Между тем беспощадные, направленные на соискателя степени удары Платонова продолжались - меткие, как шпага дуэлянта.
Казалось, от диссертации ничего не осталось.
Однако и после Платонова новые оппоненты нашли достаточно оснований, чтобы дополнительно поговорить об изъянах в работе Кучкова.
Гриша уже опять не слушал их - ни свирепого на вид, заросшего до самых глаз буйной растительностью профессора, ни молодого ученого, похожего безликой внешностью, фраком и прилизанными баками на официанта.
Присутствие же остальной публики свидетельствовало только об одном: сегодня ожидалось нечто не совсем обычное.
Юрий Михайлович с минуту стоял на кафедре молча, не то выжидая, когда окончательно утихнет шум, не то собираясь с мыслями. Потом порывистым движением поднял голову и обвел ряды слушателей хмурым, внимательным взглядом.
Сразу наступила тишина.
Медленно, голосом негромким, слегка гортанным, как бы с трудом подбирая слова, профессор заговорил о России, о стране безмерных пространств, скованных волею рока тягостным сном. Помните о миллионах людей, обреченных на пожизненный мрак! Помните о тех, кому суждено жить под невыносимым гнетом, ибо гнет невежества - самый тяжкий. Помните, что и дети их и дети детей их, потомство неисчислимое, как песок морской, унаследует ту же участь... тот же безысходный мрак!
Вот, значит, какие лекции бывают в императорском университете!
Гриша украдкой глянул на соседей.
Сидевший рядом с ним лохматый студент торопливо записывал что-то в тетрадку.
Седой баталпашинец не сводил с лектора широко раскрытых выцветших глаз.
Красивая блондинка прижала к разгоревшимся щекам узкие ладони и с восторженно-испуганным видом ловила каждое слово.

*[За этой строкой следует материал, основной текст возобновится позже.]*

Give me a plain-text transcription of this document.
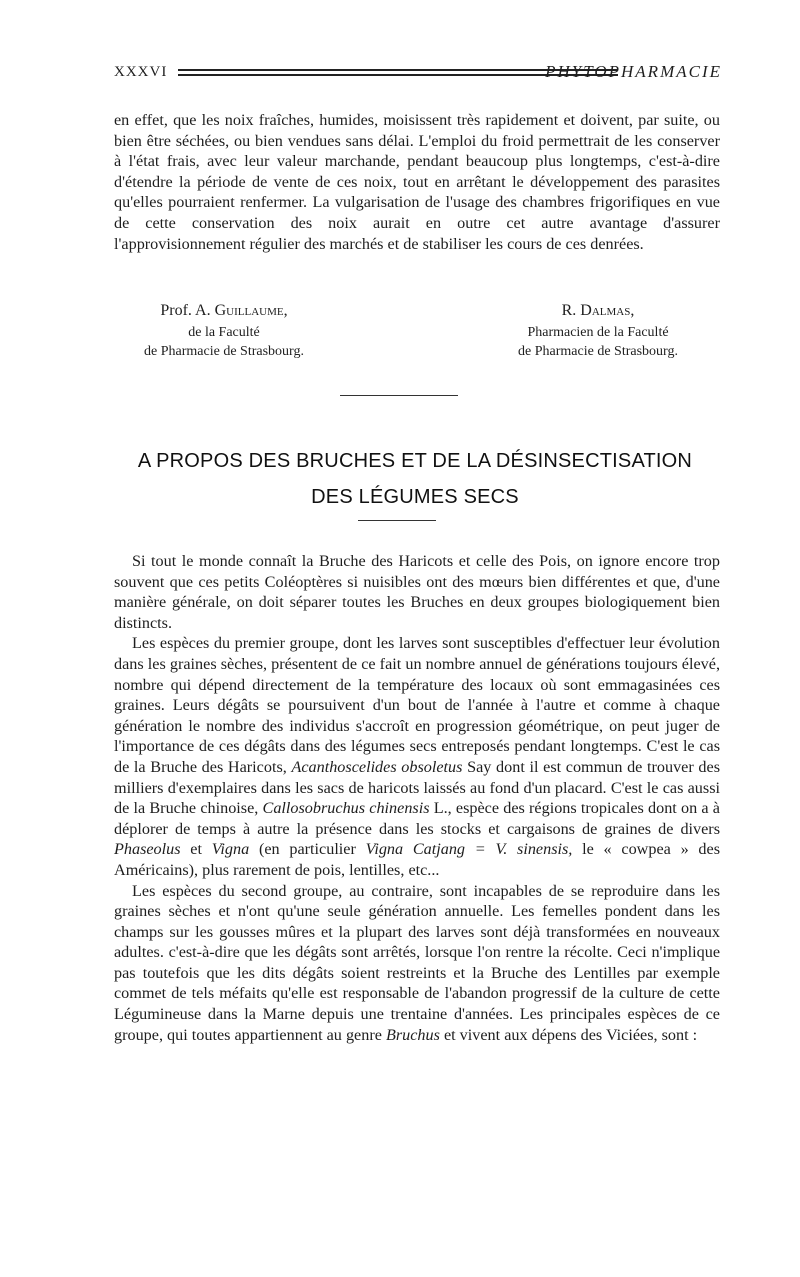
XXXVI	PHYTOPHARMACIE

en effet, que les noix fraîches, humides, moisissent très rapidement et doivent, par suite, ou bien être séchées, ou bien vendues sans délai. L'emploi du froid permettrait de les conserver à l'état frais, avec leur valeur marchande, pendant beaucoup plus longtemps, c'est-à-dire d'étendre la période de vente de ces noix, tout en arrêtant le développement des parasites qu'elles pourraient renfermer. La vulgarisation de l'usage des chambres frigorifiques en vue de cette conservation des noix aurait en outre cet autre avantage d'assurer l'approvisionnement régulier des marchés et de stabiliser les cours de ces denrées.

Prof. A. Guillaume,
de la Faculté
de Pharmacie de Strasbourg.
R. Dalmas,
Pharmacien de la Faculté
de Pharmacie de Strasbourg.
A PROPOS DES BRUCHES ET DE LA DÉSINSECTISATION
DES LÉGUMES SECS

Si tout le monde connaît la Bruche des Haricots et celle des Pois, on ignore encore trop souvent que ces petits Coléoptères si nuisibles ont des mœurs bien différentes et que, d'une manière générale, on doit séparer toutes les Bruches en deux groupes biologiquement bien distincts.

Les espèces du premier groupe, dont les larves sont susceptibles d'effectuer leur évolution dans les graines sèches, présentent de ce fait un nombre annuel de générations toujours élevé, nombre qui dépend directement de la température des locaux où sont emmagasinées ces graines. Leurs dégâts se poursuivent d'un bout de l'année à l'autre et comme à chaque génération le nombre des individus s'accroît en progression géométrique, on peut juger de l'importance de ces dégâts dans des légumes secs entreposés pendant longtemps. C'est le cas de la Bruche des Haricots, Acanthoscelides obsoletus Say dont il est commun de trouver des milliers d'exemplaires dans les sacs de haricots laissés au fond d'un placard. C'est le cas aussi de la Bruche chinoise, Callosobruchus chinensis L., espèce des régions tropicales dont on a à déplorer de temps à autre la présence dans les stocks et cargaisons de graines de divers Phaseolus et Vigna (en particulier Vigna Catjang = V. sinensis, le « cowpea » des Américains), plus rarement de pois, lentilles, etc...

Les espèces du second groupe, au contraire, sont incapables de se reproduire dans les graines sèches et n'ont qu'une seule génération annuelle. Les femelles pondent dans les champs sur les gousses mûres et la plupart des larves sont déjà transformées en nouveaux adultes. c'est-à-dire que les dégâts sont arrêtés, lorsque l'on rentre la récolte. Ceci n'implique pas toutefois que les dits dégâts soient restreints et la Bruche des Lentilles par exemple commet de tels méfaits qu'elle est responsable de l'abandon progressif de la culture de cette Légumineuse dans la Marne depuis une trentaine d'années. Les principales espèces de ce groupe, qui toutes appartiennent au genre Bruchus et vivent aux dépens des Viciées, sont :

Юный первокурсник, сам похожий нежным румянцем на девушку, сидел, самозабвенно раскрыв рот.
Всюду - взволнованные лица, горящие взоры...
Лекция и на самом деле оказалась необычайной.
Не мешало бы попробовать записать, по примеру некоторых других, основные мысли профессора. Гриша полез в карман, но, конечно, ни карандаша, ни бумаги там не было. И попросить не у кого: только рассердятся.
Лектор между тем перешел к мыслителям, которые верили, что их идеи могут изменить мир, рассеять мрак.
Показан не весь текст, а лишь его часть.